The Speech Codes That Have Brought Back the Guillotine

This morning Harvey Silverglate, the renowned attorney and co-founder of  FIRE, ( The Foundation for Individual Rights in Education) published a disturbing op-ed in the Wall Street Journal titled  Liberals Are Killing the Liberal Arts.  In it he relates an incident at Smith College in Massachusetts  in which dyed-in-the-wool liberal Wendy Kaminer was hosed down and  hung out to dry  for her defense of freedom of speech.  Kaminer was speaking on a panel, chaired by the college’s president Kathleen McCartney titled Challenging the Ideological Echo Chamber: Free Speech, Civil Discourse and the Liberal Arts, ” designed to address the growing  intolerance for diverse opinions on campus. When Kaminer forcefully propounded the idea that speech codes have eviscerated the entire notion of free speech and used  as an example how the word ” nigger” in The Adventures of Huckleberry Finn, had become abbreviated in modern editions of the 130 -year-old text, she was attacked as a racist and later excoriated as having violated one of the campuses most sacred speech codes.

President McCartney felt obliged a few weeks later to issue an apology to all who had been offended.

As Silverglate makes clear, this was not an isolated incident but is the kind of denunciatory rhetoric which is appearing all over the country in our universities to prevent discussion about unpopular topics. Climate Change “Deniers”, Intelligent design advocates, military spokesmen, anyone critical of Islam and others are routinely torched by the same flame throwers.  It is as if the Klu Klux Klan has invaded the University and in the process of ensuring that no one offends anybody else, is making absolutely sure that nobody actually speaks to anybody else.

What Kaminer and other liberals like her are finding is that the very podium of free speech upon which they have been standing for generations, hurling their thunderbolts at the establishment, is now being burned from under them.  Speech codes, designed to address sensitivities of minorities are now being used to silence just about anyone.

Silverglate wisely surmises in his final paragraph:

Hypersensitivity to the trauma allegedly inflicted by listening to controversial ideas approaches a strange form of derangement—a disorder whose lethal spread in academia grows by the day. What should be the object of derision, a focus for satire, is instead the subject of serious faux academic discussion and precautionary warnings. For this disorder there is no effective quarantine. A whole generation of students soon will have imbibed the warped notions of justice and entitlement now handed down as dogma in the universities.”

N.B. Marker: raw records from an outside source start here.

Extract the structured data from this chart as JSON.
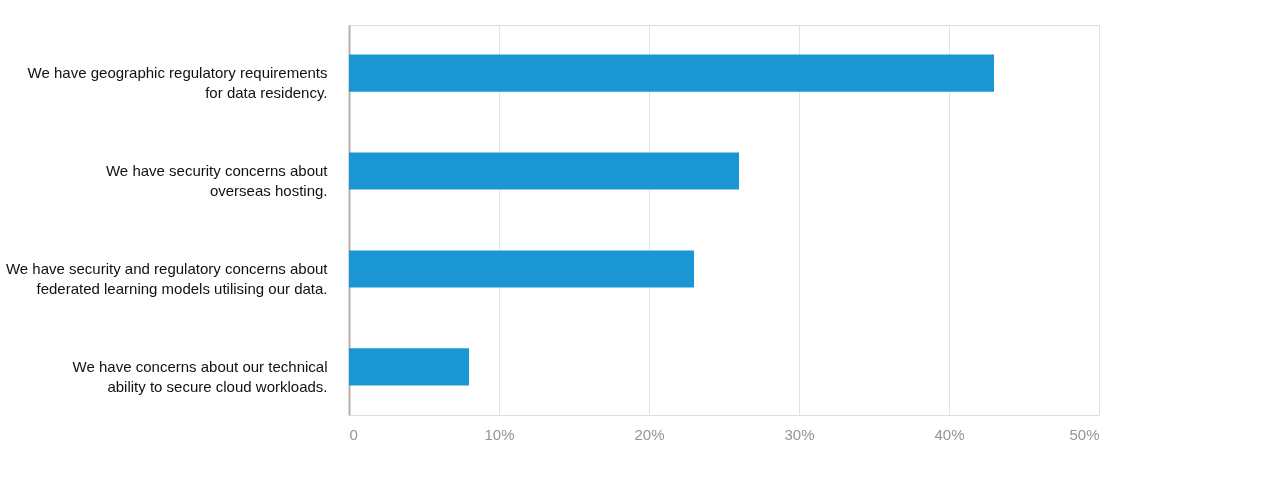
{
  "chart_data": {
    "type": "bar",
    "orientation": "horizontal",
    "categories": [
      "We have geographic regulatory requirements\nfor data residency.",
      "We have security concerns about\noverseas hosting.",
      "We have security and regulatory concerns about\nfederated learning models utilising our data.",
      "We have concerns about our technical\nability to secure cloud workloads."
    ],
    "values": [
      43,
      26,
      23,
      8
    ],
    "color": "#1a96d4",
    "xlim": [
      0,
      50
    ],
    "xticks": [
      0,
      {
        "value": 10,
        "label": "10%"
      },
      {
        "value": 20,
        "label": "20%"
      },
      {
        "value": 30,
        "label": "30%"
      },
      {
        "value": 40,
        "label": "40%"
      },
      {
        "value": 50,
        "label": "50%"
      }
    ],
    "grid": "x"
  }
}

The tragedy for the new guardians of minority sensitivities is that one day the revolution they have set in motion will consume them as well –  regardless of their ideological purity.  For suddenly they will find that the very words and terms they have always used to advance their causes are somehow susceptible to charges of hatred, racism or offense to an even smaller minority of complainers and litigants  – who will shut them down just as effectively as they are shutting down their own adversaries today.

It has all happened before of course.  Who can forget how the French, increasingly radicalized following the storming of the Bastille in 1789, set upon each other and destroyed the very principles and ideals upon which their revolution had been founded?  Perhaps the Guillotine may no longer stand in Paris’ Place de la Concorde.  But who can deny that  its modern day equivalent reigns, as a symbol of intellectual terror and intimidation, in almost all our modern universities today?